The law increased the excise tax rates
provided in Section 145; mandated that new brands of
cigarettes shall be initially classified according to
their suggested net retail price, until such time that
their correct tax bracket is finally determined under a
specified period and, after which, their classification
shall remain in force until revised by Congress.

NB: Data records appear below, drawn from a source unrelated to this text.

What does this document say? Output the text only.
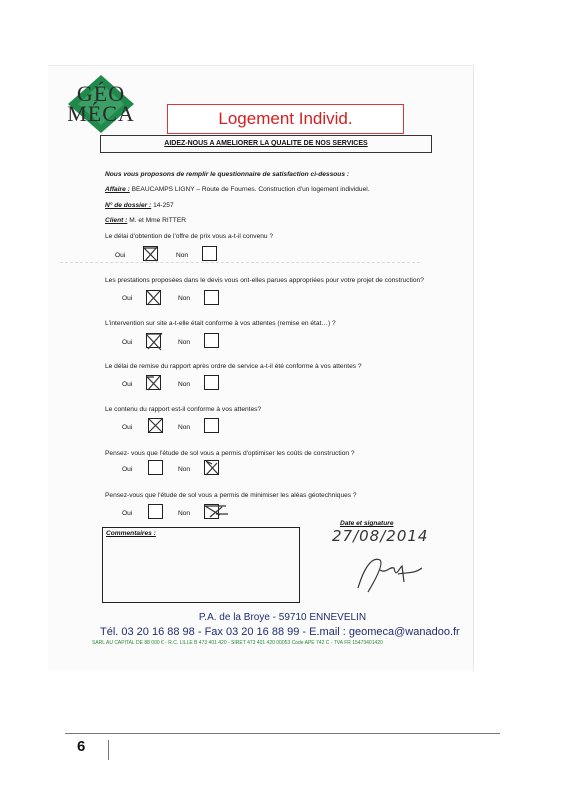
GÉO
MÉCA	Logement Individ.
AIDEZ-NOUS A AMELIORER LA QUALITE DE NOS SERVICES
Nous vous proposons de remplir le questionnaire de satisfaction ci-dessous :
Affaire : BEAUCAMPS LIGNY – Route de Fournes. Construction d'un logement individuel.
N° de dossier : 14-257
Client : M. et Mme RITTER
Le délai d'obtention de l'offre de prix vous a-t-il convenu ?
Oui	Non
Les prestations proposées dans le devis vous ont-elles parues appropriées pour votre projet de construction?
Oui	Non
L'intervention sur site a-t-elle était conforme à vos attentes (remise en état…) ?
Oui	Non
Le délai de remise du rapport après ordre de service a-t-il été conforme à vos attentes ?
Oui	Non
Le contenu du rapport est-il conforme à vos attentes?
Oui	Non
Pensez- vous que l'étude de sol vous a permis d'optimiser les coûts de construction ?
Oui	Non
Pensez-vous que l'étude de sol vous a permis de minimiser les aléas géotechniques ?
Oui	Non
Commentaires :
Date et signature
27/08/2014
P.A. de la Broye - 59710 ENNEVELIN
Tél. 03 20 16 88 98 - Fax 03 20 16 88 99 - E.mail : geomeca@wanadoo.fr
SARL AU CAPITAL DE 88 000 € - R.C. LILLE B 473 401 420 - SIRET 473 401 420 00053 Code APE 742 C - TVA FR 15473401420
6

It also retained annex D (list of active
brands) as tax base of those surveyed as of October 1,
1996, including the classification of brands for the
same products which were registered on or before January
1, 1997, and were being commercially produced and
marketed on or after October 1, 1996, and which continue
to be commercially produced and marketed after the
effectivity of the law; and provided a legislative
freeze on brands of cigarettes introduced between the
period January 2, 1997, to December 31, 2003.
Under RA 9334, the excise tax due on BAT
products was increased to P25 per pack.
The BIR assessed petitioner’s
importation of 911,000 packs of Lucky Strike based on
the increased tax rate, thus, rendering it liable for
taxes in the amount of P22.77 million.
Thus, BAT filed a supplement to its
petition for review assailing the constitutionality of
RA 9334 insofar as it retained annex D and praying for a
downward classification of Lucky Strike products at the
bracket taxable at P8.96 per pack.
The Office of the Solicitor General
(OSG), however, argued that the passage of RA 9334,
specifically the provision imposing a legislative freeze
on the classification of cigarettes introduced into the
market between January 2, 1997, and December 31, 2003,
rendered BAT’s petition moot and academic.

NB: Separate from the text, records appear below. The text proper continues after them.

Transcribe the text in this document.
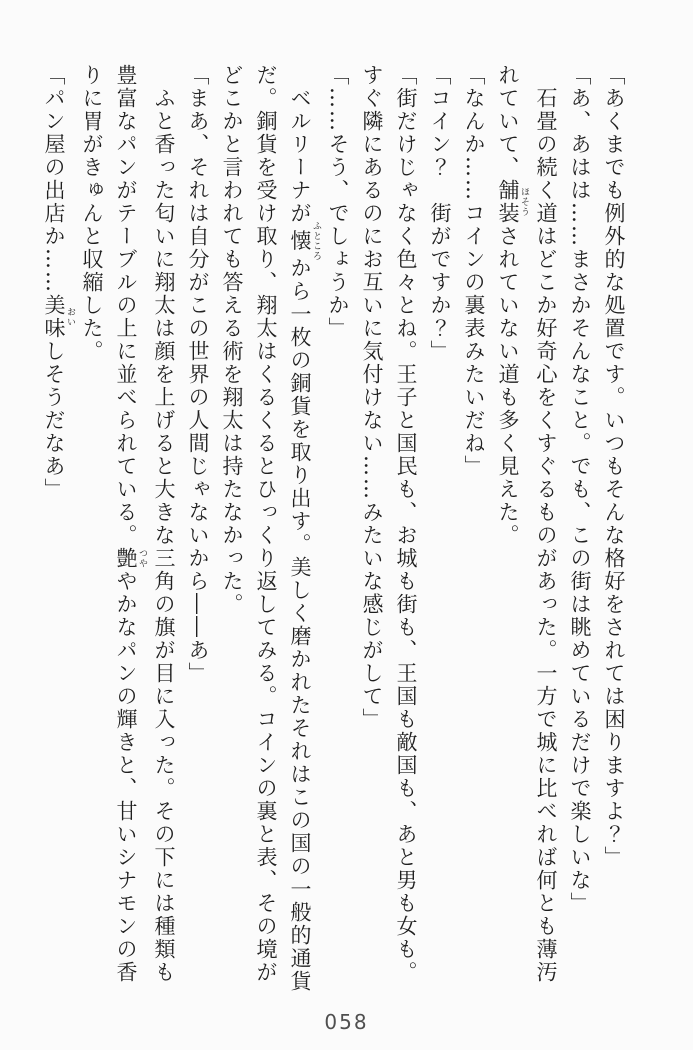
「あくまでも例外的な処置です。いつもそんな格好をされては困りますよ？」

「あ、あはは……まさかそんなこと。でも、この街は眺めているだけで楽しいな」

石畳の続く道はどこか好奇心をくすぐるものがあった。一方で城に比べれば何とも薄汚

れていて、舗装 ほそうされていない道も多く見えた。

「なんか……コインの裏表みたいだね」

「コイン？　街がですか？」

「街だけじゃなく色々とね。王子と国民も、お城も街も、王国も敵国も、あと男も女も。

すぐ隣にあるのにお互いに気付けない……みたいな感じがして」

「……そう、でしょうか」

ベルリーナが懐 ふところから一枚の銅貨を取り出す。美しく磨かれたそれはこの国の一般的通貨

だ。銅貨を受け取り、翔太はくるくるとひっくり返してみる。コインの裏と表、その境が

どこかと言われても答える術を翔太は持たなかった。

「まあ、それは自分がこの世界の人間じゃないから――あ」

ふと香った匂いに翔太は顔を上げると大きな三角の旗が目に入った。その下には種類も

豊富なパンがテーブルの上に並べられている。艶 つややかなパンの輝きと、甘いシナモンの香

りに胃がきゅんと収縮した。

「パン屋の出店か……美味 おいしそうだなあ」

058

The OSG explained that the provision in
Section 145, as amended by RA 9334, prohibiting the
reclassification of cigarettes during the said period,
“cured” the perceived defect of Section 145 considering
that, like cigarettes under annex D, petitioner’s brands
and other brands introduced between January 2, 1997, and
December 1, 2003, shall remain in the classification
under which the BIR has placed them, and only Congress
has the power to classify.
Other cigarette manufacturers—Philip
Morris Manufacturing Inc., Fortune Tobacco Corp., Mighty
Corp. and JT International S.A.—filed motions for
intervention, insisting that “no inequality exists
because cigarettes classified by BIR based on their net
retail price as of December 31, 2003, now enjoy the same
status quo provision that prevents the BIR from
reclassifying the cigarettes included in annex D.”
In upholding the lower court’s ruling,
the SC noted that the classification is considered valid
and reasonable provided that it rests on substantial
distinctions; it is germane to the purpose of the law;
it applies, all things being equal, to both present and
future conditions; and it applies equally to all those
belonging to the same.
The Court said that these requisites are
met under RA 9334.
“With the amendments introduced by RA
9334, the freezing of the tax classifications now
expressly applies not just to annex D brands but to
newer brands introduced after the effectivity of RA 8240
on January 1, 1997, and any new brand that will be
introduced in the future,” the Court said.
“All in all, the classification freeze
provision addressed Congress’s administrative concerns:
the simplification of tax administration of sin
products, elimination of potential areas for abuse and
corruption in tax collection, buoyant and stable revenue
generation, and ease of projection of revenues.